Moreover, a few days ago, a reporter asked the same governor of the central bank about his personal prediction regarding the current financial situation and the state of the Lebanese pound, and his infamous response was simply: “No one knows.”
Not an answer anyone would want to hear coming from the one man who’s supposed to know the most in the country’s financial scene. So now that the Lebanese currency is officially in danger, what is the central bank doing about it?
Printing more Lebanese currency; 13 trillion Lebanese pounds in 50 and 100 thousand bills to be precise. In weight, that is equal to 9 tonnes of paper money.
It might sound like an appealing action: to print more and more cash and let it flow into the Lebanese market. However, printing more money is not the answer to the critical situation, it actually has an even more detrimental effect on the economy and the citizens.

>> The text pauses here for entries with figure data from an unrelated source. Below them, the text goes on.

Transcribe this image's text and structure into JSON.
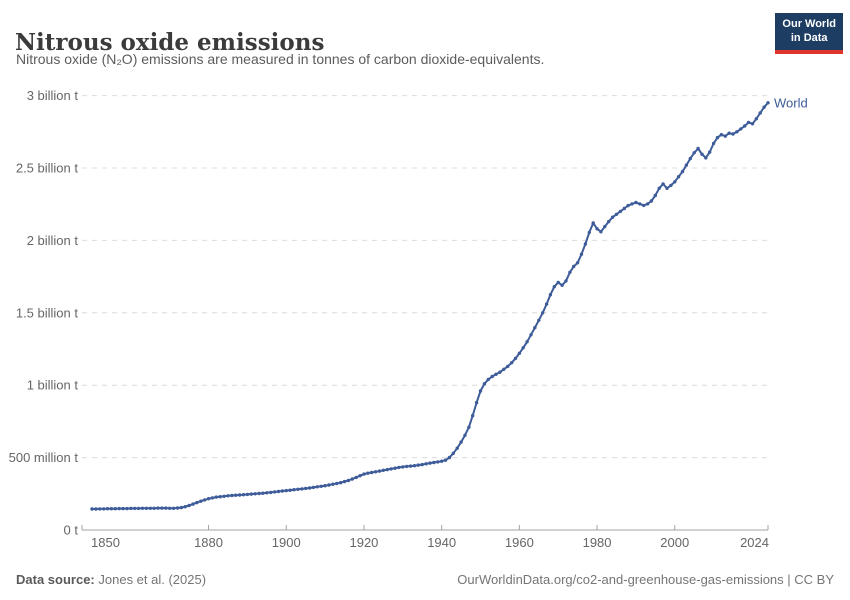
{
  "header": {
    "title": "Nitrous oxide emissions",
    "subtitle": "Nitrous oxide (N₂O) emissions are measured in tonnes of carbon dioxide-equivalents.",
    "logo": {
      "line1": "Our World",
      "line2": "in Data",
      "bg_color": "#1d3d63",
      "accent_color": "#dd352c"
    }
  },
  "footer": {
    "source_label": "Data source:",
    "source_value": "Jones et al. (2025)",
    "credit": "OurWorldinData.org/co2-and-greenhouse-gas-emissions | CC BY"
  },
  "chart_data": {
    "type": "line",
    "title": "Nitrous oxide emissions",
    "values_unit": "billion tonnes of CO2-equivalents",
    "xlim": [
      1850,
      2024
    ],
    "ylim": [
      0,
      3
    ],
    "grid": "horizontal dashed gridlines, light gray",
    "legend": "series label at right end of line",
    "x_tick_years": [
      1850,
      1880,
      1900,
      1920,
      1940,
      1960,
      1980,
      2000,
      2024
    ],
    "y_ticks": [
      {
        "value": 0,
        "label": "0 t"
      },
      {
        "value": 0.5,
        "label": "500 million t"
      },
      {
        "value": 1,
        "label": "1 billion t"
      },
      {
        "value": 1.5,
        "label": "1.5 billion t"
      },
      {
        "value": 2,
        "label": "2 billion t"
      },
      {
        "value": 2.5,
        "label": "2.5 billion t"
      },
      {
        "value": 3,
        "label": "3 billion t"
      }
    ],
    "series": [
      {
        "name": "World",
        "color": "#3d5c99",
        "x": [
          1850,
          1851,
          1852,
          1853,
          1854,
          1855,
          1856,
          1857,
          1858,
          1859,
          1860,
          1861,
          1862,
          1863,
          1864,
          1865,
          1866,
          1867,
          1868,
          1869,
          1870,
          1871,
          1872,
          1873,
          1874,
          1875,
          1876,
          1877,
          1878,
          1879,
          1880,
          1881,
          1882,
          1883,
          1884,
          1885,
          1886,
          1887,
          1888,
          1889,
          1890,
          1891,
          1892,
          1893,
          1894,
          1895,
          1896,
          1897,
          1898,
          1899,
          1900,
          1901,
          1902,
          1903,
          1904,
          1905,
          1906,
          1907,
          1908,
          1909,
          1910,
          1911,
          1912,
          1913,
          1914,
          1915,
          1916,
          1917,
          1918,
          1919,
          1920,
          1921,
          1922,
          1923,
          1924,
          1925,
          1926,
          1927,
          1928,
          1929,
          1930,
          1931,
          1932,
          1933,
          1934,
          1935,
          1936,
          1937,
          1938,
          1939,
          1940,
          1941,
          1942,
          1943,
          1944,
          1945,
          1946,
          1947,
          1948,
          1949,
          1950,
          1951,
          1952,
          1953,
          1954,
          1955,
          1956,
          1957,
          1958,
          1959,
          1960,
          1961,
          1962,
          1963,
          1964,
          1965,
          1966,
          1967,
          1968,
          1969,
          1970,
          1971,
          1972,
          1973,
          1974,
          1975,
          1976,
          1977,
          1978,
          1979,
          1980,
          1981,
          1982,
          1983,
          1984,
          1985,
          1986,
          1987,
          1988,
          1989,
          1990,
          1991,
          1992,
          1993,
          1994,
          1995,
          1996,
          1997,
          1998,
          1999,
          2000,
          2001,
          2002,
          2003,
          2004,
          2005,
          2006,
          2007,
          2008,
          2009,
          2010,
          2011,
          2012,
          2013,
          2014,
          2015,
          2016,
          2017,
          2018,
          2019,
          2020,
          2021,
          2022,
          2023,
          2024
        ],
        "values": [
          0.145,
          0.145,
          0.146,
          0.146,
          0.147,
          0.147,
          0.147,
          0.148,
          0.148,
          0.148,
          0.149,
          0.149,
          0.149,
          0.15,
          0.15,
          0.15,
          0.15,
          0.151,
          0.151,
          0.151,
          0.15,
          0.15,
          0.152,
          0.155,
          0.161,
          0.169,
          0.179,
          0.189,
          0.199,
          0.208,
          0.216,
          0.222,
          0.227,
          0.23,
          0.233,
          0.236,
          0.238,
          0.24,
          0.242,
          0.244,
          0.246,
          0.248,
          0.25,
          0.252,
          0.254,
          0.257,
          0.26,
          0.263,
          0.266,
          0.269,
          0.272,
          0.275,
          0.278,
          0.281,
          0.284,
          0.287,
          0.29,
          0.294,
          0.298,
          0.302,
          0.306,
          0.311,
          0.316,
          0.321,
          0.327,
          0.334,
          0.342,
          0.352,
          0.363,
          0.375,
          0.386,
          0.392,
          0.397,
          0.402,
          0.407,
          0.412,
          0.417,
          0.422,
          0.427,
          0.432,
          0.436,
          0.439,
          0.441,
          0.444,
          0.448,
          0.452,
          0.457,
          0.462,
          0.466,
          0.47,
          0.475,
          0.482,
          0.5,
          0.53,
          0.565,
          0.607,
          0.655,
          0.71,
          0.79,
          0.88,
          0.96,
          1.01,
          1.04,
          1.06,
          1.075,
          1.09,
          1.11,
          1.13,
          1.155,
          1.185,
          1.22,
          1.258,
          1.3,
          1.348,
          1.398,
          1.448,
          1.5,
          1.56,
          1.625,
          1.68,
          1.71,
          1.69,
          1.72,
          1.78,
          1.82,
          1.845,
          1.905,
          1.975,
          2.055,
          2.12,
          2.08,
          2.06,
          2.095,
          2.13,
          2.16,
          2.18,
          2.2,
          2.22,
          2.24,
          2.252,
          2.262,
          2.252,
          2.242,
          2.252,
          2.272,
          2.31,
          2.36,
          2.39,
          2.36,
          2.38,
          2.405,
          2.44,
          2.475,
          2.52,
          2.565,
          2.605,
          2.635,
          2.595,
          2.57,
          2.61,
          2.67,
          2.71,
          2.73,
          2.72,
          2.74,
          2.735,
          2.75,
          2.77,
          2.79,
          2.815,
          2.805,
          2.84,
          2.88,
          2.92,
          2.95
        ]
      }
    ],
    "colors": {
      "gridline": "#dcdcdc",
      "axis": "#a3a3a3",
      "tick_label": "#666666"
    }
  }
}
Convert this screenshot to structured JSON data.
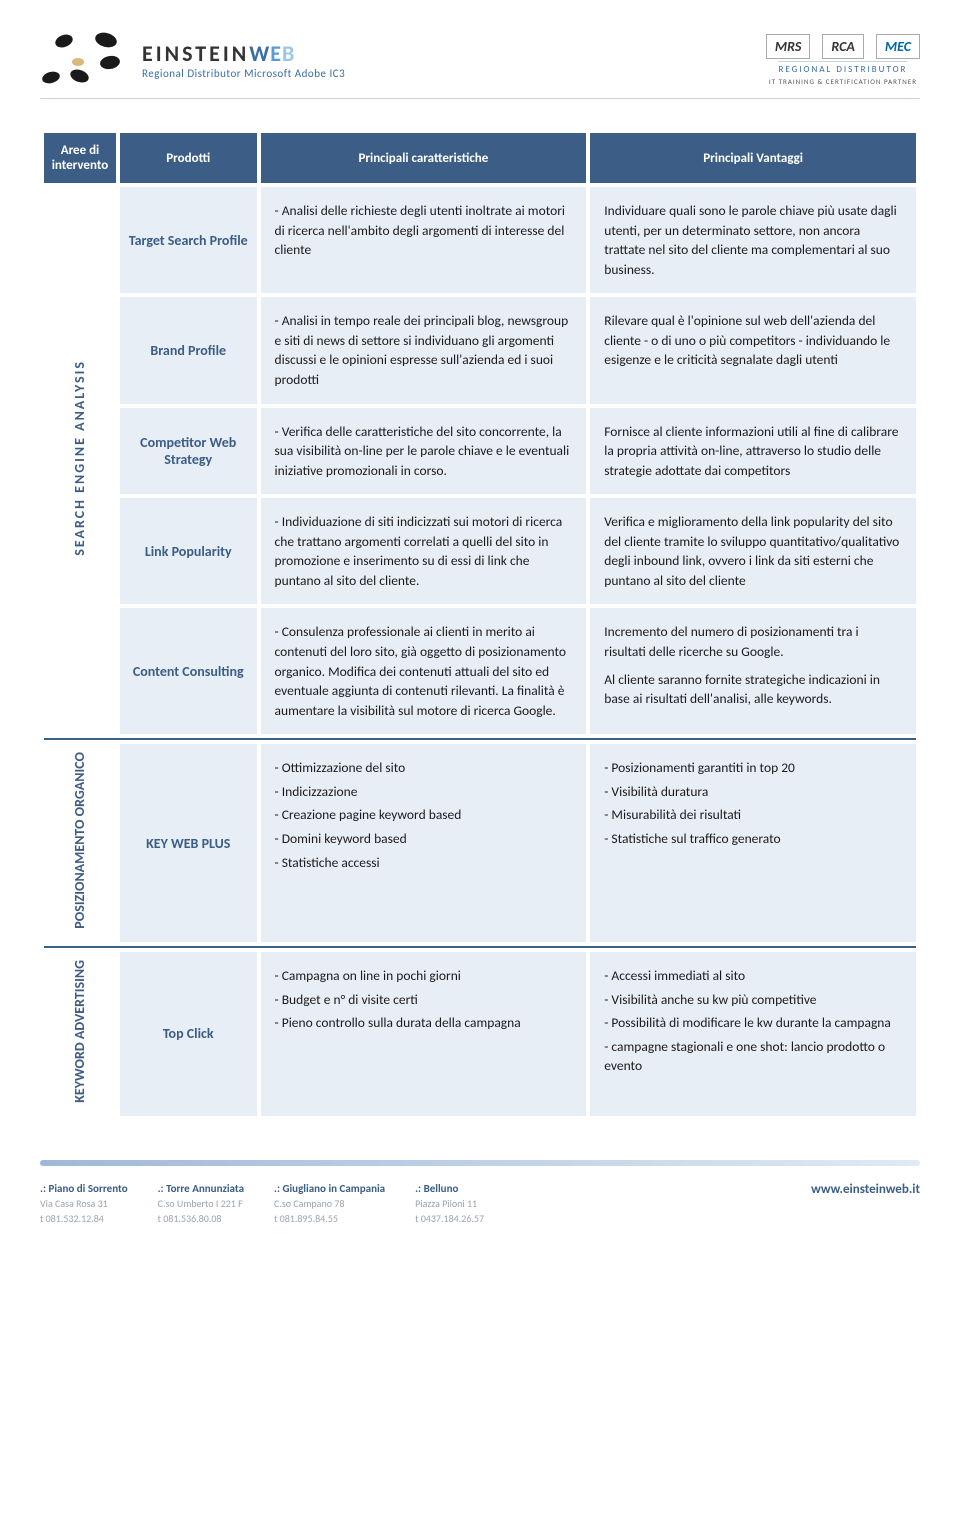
{
  "header": {
    "brand_main": "EINSTEIN",
    "brand_w": "W",
    "brand_e": "E",
    "brand_b": "B",
    "brand_sub": "Regional Distributor Microsoft Adobe IC3",
    "partner1": "MRS",
    "partner2": "RCA",
    "partner3": "MEC",
    "rd_text": "REGIONAL DISTRIBUTOR",
    "rd_sub": "IT TRAINING & CERTIFICATION PARTNER"
  },
  "columns": {
    "area": "Aree di intervento",
    "prodotti": "Prodotti",
    "caratteristiche": "Principali caratteristiche",
    "vantaggi": "Principali  Vantaggi"
  },
  "sections": [
    {
      "area_label": "SEARCH  ENGINE  ANALYSIS",
      "rows": [
        {
          "product": "Target Search Profile",
          "char": "- Analisi delle richieste degli utenti inoltrate ai motori di ricerca nell'ambito degli argomenti di interesse del cliente",
          "adv": "Individuare quali sono le parole chiave più usate dagli utenti, per un determinato settore, non ancora trattate nel sito del cliente ma complementari al suo business."
        },
        {
          "product": "Brand Profile",
          "char": "- Analisi in tempo reale dei principali blog, newsgroup e siti di news di settore si individuano gli argomenti discussi e le opinioni espresse sull'azienda ed i suoi prodotti",
          "adv": "Rilevare qual è l'opinione sul web dell'azienda del cliente - o di uno o più competitors - individuando le esigenze e le criticità segnalate dagli utenti"
        },
        {
          "product": "Competitor Web Strategy",
          "char": "- Verifica delle caratteristiche del sito concorrente, la sua visibilità on-line per le parole chiave e le eventuali iniziative promozionali in corso.",
          "adv": "Fornisce al cliente informazioni utili al fine di calibrare la propria attività on-line, attraverso lo studio delle strategie adottate dai competitors"
        },
        {
          "product": "Link Popularity",
          "char": "- Individuazione di siti indicizzati sui motori di ricerca che trattano argomenti correlati a quelli del sito in promozione e inserimento su di essi di link che puntano al sito del cliente.",
          "adv": "Verifica e miglioramento della link popularity del sito del cliente tramite lo sviluppo quantitativo/qualitativo degli inbound link, ovvero i link da siti esterni che puntano al sito del cliente"
        },
        {
          "product": "Content Consulting",
          "char": "-  Consulenza professionale ai clienti in merito ai contenuti del loro sito, già oggetto di posizionamento organico. Modifica dei contenuti attuali del sito ed eventuale aggiunta di contenuti rilevanti. La finalità è aumentare la visibilità sul motore di ricerca Google.",
          "adv": "Incremento del numero di posizionamenti tra i risultati delle ricerche su Google.",
          "adv2": "Al cliente saranno fornite strategiche indicazioni in base ai risultati dell'analisi, alle keywords."
        }
      ]
    },
    {
      "area_label": "POSIZIONAMENTO ORGANICO",
      "rows": [
        {
          "product": "KEY WEB PLUS",
          "char_lines": [
            "- Ottimizzazione del sito",
            "- Indicizzazione",
            "- Creazione pagine keyword based",
            "- Domini keyword based",
            "- Statistiche accessi"
          ],
          "adv_lines": [
            "- Posizionamenti garantiti in top 20",
            "- Visibilità duratura",
            "- Misurabilità dei risultati",
            "- Statistiche sul traffico generato"
          ]
        }
      ]
    },
    {
      "area_label": "KEYWORD ADVERTISING",
      "rows": [
        {
          "product": "Top Click",
          "char_lines": [
            "- Campagna on line in pochi giorni",
            "- Budget e n° di visite certi",
            "- Pieno controllo sulla durata della campagna"
          ],
          "adv_lines": [
            "- Accessi immediati al sito",
            "- Visibilità anche su kw più competitive",
            "- Possibilità di modificare le kw durante la campagna",
            "- campagne stagionali e one shot: lancio prodotto o evento"
          ]
        }
      ]
    }
  ],
  "footer": {
    "locations": [
      {
        "title": ".: Piano di Sorrento",
        "addr": "Via Casa Rosa 31",
        "tel": "t  081.532.12.84"
      },
      {
        "title": ".: Torre Annunziata",
        "addr": "C.so Umberto I 221 F",
        "tel": "t  081.536.80.08"
      },
      {
        "title": ".: Giugliano in Campania",
        "addr": "C.so Campano 78",
        "tel": "t  081.895.84.55"
      },
      {
        "title": ".: Belluno",
        "addr": "Piazza Piloni 11",
        "tel": "t  0437.184.26.57"
      }
    ],
    "website": "www.einsteinweb.it"
  },
  "colors": {
    "header_bg": "#3b5d86",
    "cell_bg": "#e8eef5",
    "accent": "#3b5d86"
  }
}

According to Lebanese Economist Dr. Elie Yachoui, as per the law, the central bank has the right to print the currency in three cases: The first case is when its reserves of gold and foreign currencies increase, which is the opposite of the reality of the situation today.
The second case is when the debt ratios of commercial banks rise, and the third case is when deficits of the public treasury grow and it becomes urgent to cover them.
And since the first case is not applicable, this means that the central bank is not printing money as a result of an increase in gold and foreign currency reserves, but to cover the debts of banks and the treasury.
The expert economist said: “The basis of the printing process was saving the state from bankruptcy, but the solution to the liquidity crisis in the treasury came at the expense of the Lira, and everyone who gets their salary in the local currency, be it in the private or the public sector.”
Furthermore, printing more Lebanese pounds when the reserves of foreign currencies (especially the US dollar) are depleting by the day, in turn, means that the value of the pound will continue to drop in the face of these currencies.
As expected, Lebanese people will be the most harmed by this drop because it will directly impact the local market, and prices will soar as a result.
Dr. Yachoui explained, “Most probably, the [exchange rate] will reach 3,000 Liras, and this is a scientific issue, not an issue of astrology or [fortune reading] because the Bank of Lebanon does not have the ability to cover the value of the Lira.”